The Society for Human Resource Management (SHRM) blog says one in five Americans has a disability, and one in eight Americans is 65 and older. “If your website isn’t accessible to them, you could be losing out on potential job candidates or new customers, and exposing yourself to legal risk.”
SHRM offered employers the following advice for making the hiring process more inclusive:
· Consider Screen Reader Compatibility
Most operating systems today include a built-in screen reader that you can use to test your website, including Narrator on Windows and Voiceover on Mac OSX. For this assistive technology to work, it’s important to include detailed, consistent navigational elements in a web page structure, such as headers, titles, and lists, also called content structure. This article on WebAim.com explains content structure in more detail.
· Video Captions
Include captions and transcripts for all media, such as online videos, including Facebook Live, YouTube, and event videos.

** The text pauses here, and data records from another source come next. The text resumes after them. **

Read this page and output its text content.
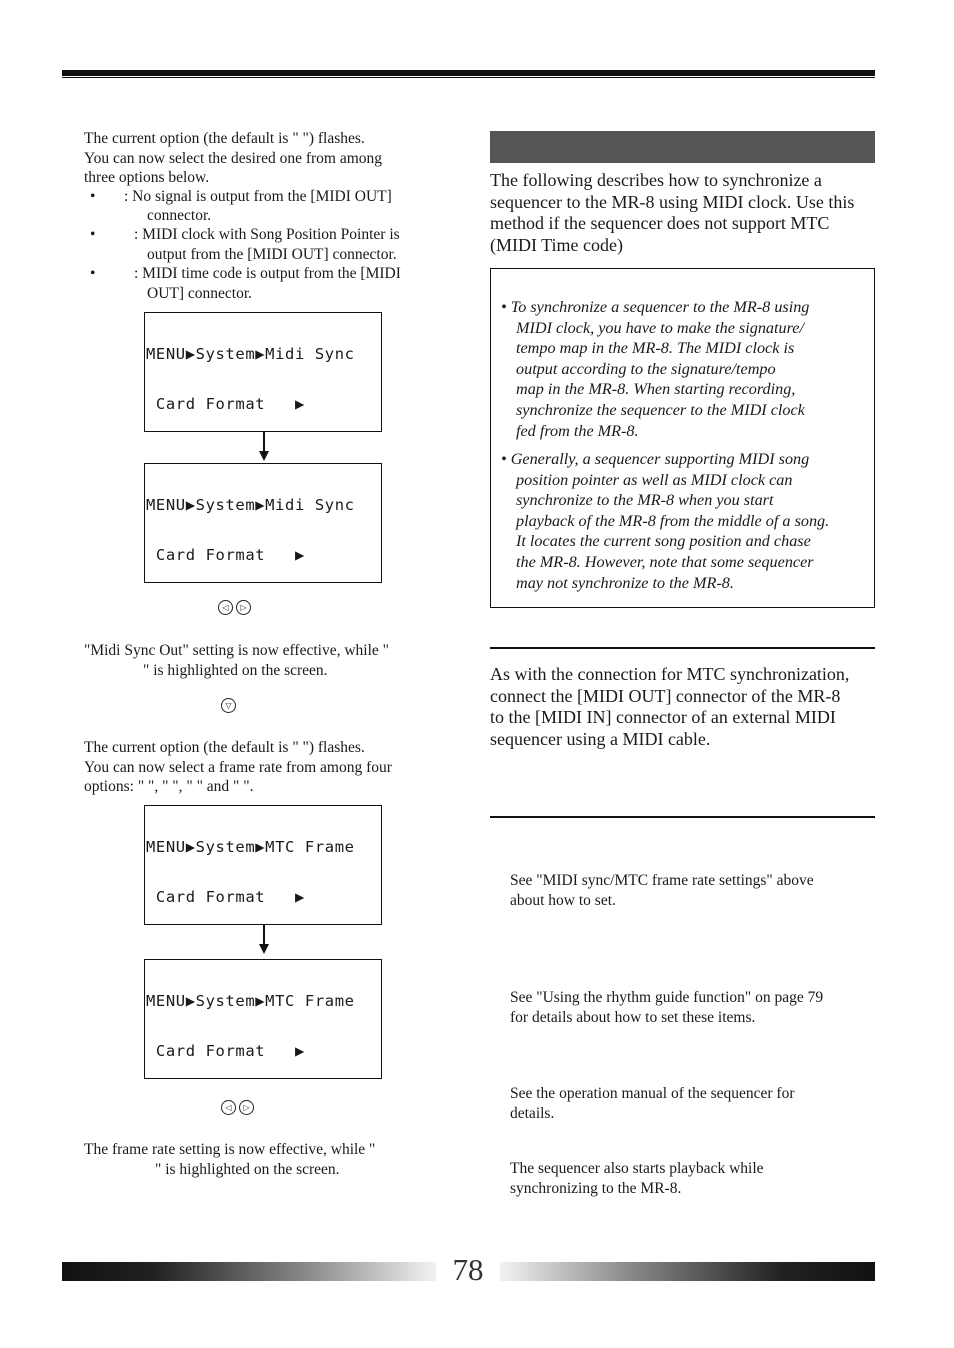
The current option (the default is " ") flashes.
You can now select the desired one from among
three options below.
• : No signal is output from the [MIDI OUT]
connector.
• : MIDI clock with Song Position Pointer is
output from the [MIDI OUT] connector.
• : MIDI time code is output from the [MIDI
OUT] connector.

MENU▶System▶Midi Sync

Card Format   ▶

MENU▶System▶Midi Sync

Card Format   ▶

◁	▷
"Midi Sync Out" setting is now effective, while "
" is highlighted on the screen.
▽
The current option (the default is " ") flashes.
You can now select a frame rate from among four
options: " ", " ", " " and " ".

MENU▶System▶MTC Frame

Card Format   ▶

MENU▶System▶MTC Frame

Card Format   ▶

◁	▷
The frame rate setting is now effective, while "
" is highlighted on the screen.
The following describes how to synchronize a
sequencer to the MR-8 using MIDI clock. Use this
method if the sequencer does not support MTC
(MIDI Time code)
• To synchronize a sequencer to the MR-8 using
MIDI clock, you have to make the signature/
tempo map in the MR-8. The MIDI clock is
output according to the signature/tempo
map in the MR-8. When starting recording,
synchronize the sequencer to the MIDI clock
fed from the MR-8.
• Generally, a sequencer supporting MIDI song
position pointer as well as MIDI clock can
synchronize to the MR-8 when you start
playback of the MR-8 from the middle of a song.
It locates the current song position and chase
the MR-8. However, note that some sequencer
may not synchronize to the MR-8.
As with the connection for MTC synchronization,
connect the [MIDI OUT] connector of the MR-8
to the [MIDI IN] connector of an external MIDI
sequencer using a MIDI cable.
See "MIDI sync/MTC frame rate settings" above
about how to set.
See "Using the rhythm guide function" on page 79
for details about how to set these items.
See the operation manual of the sequencer for
details.
The sequencer also starts playback while
synchronizing to the MR-8.
78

· Offer Extended Time to Complete Assessments
Many people using assistive technology require extra time to navigate a website and complete tasks. For web pages with time limits, the user should have options to turn off, adjust, or extend that time limit.
· Color Contrasts
Did you know that red–green color blindness affects as many as eight percent of males? Low-vision conditions also increase with age. Helpful tools include Chromatic Vision Simulator, which shows what your site looks like to people with colour blindness, and VisionSim, which simulates conditions like macular degeneration, diabetic retinopathy, retinitis pigmentosa and cataracts.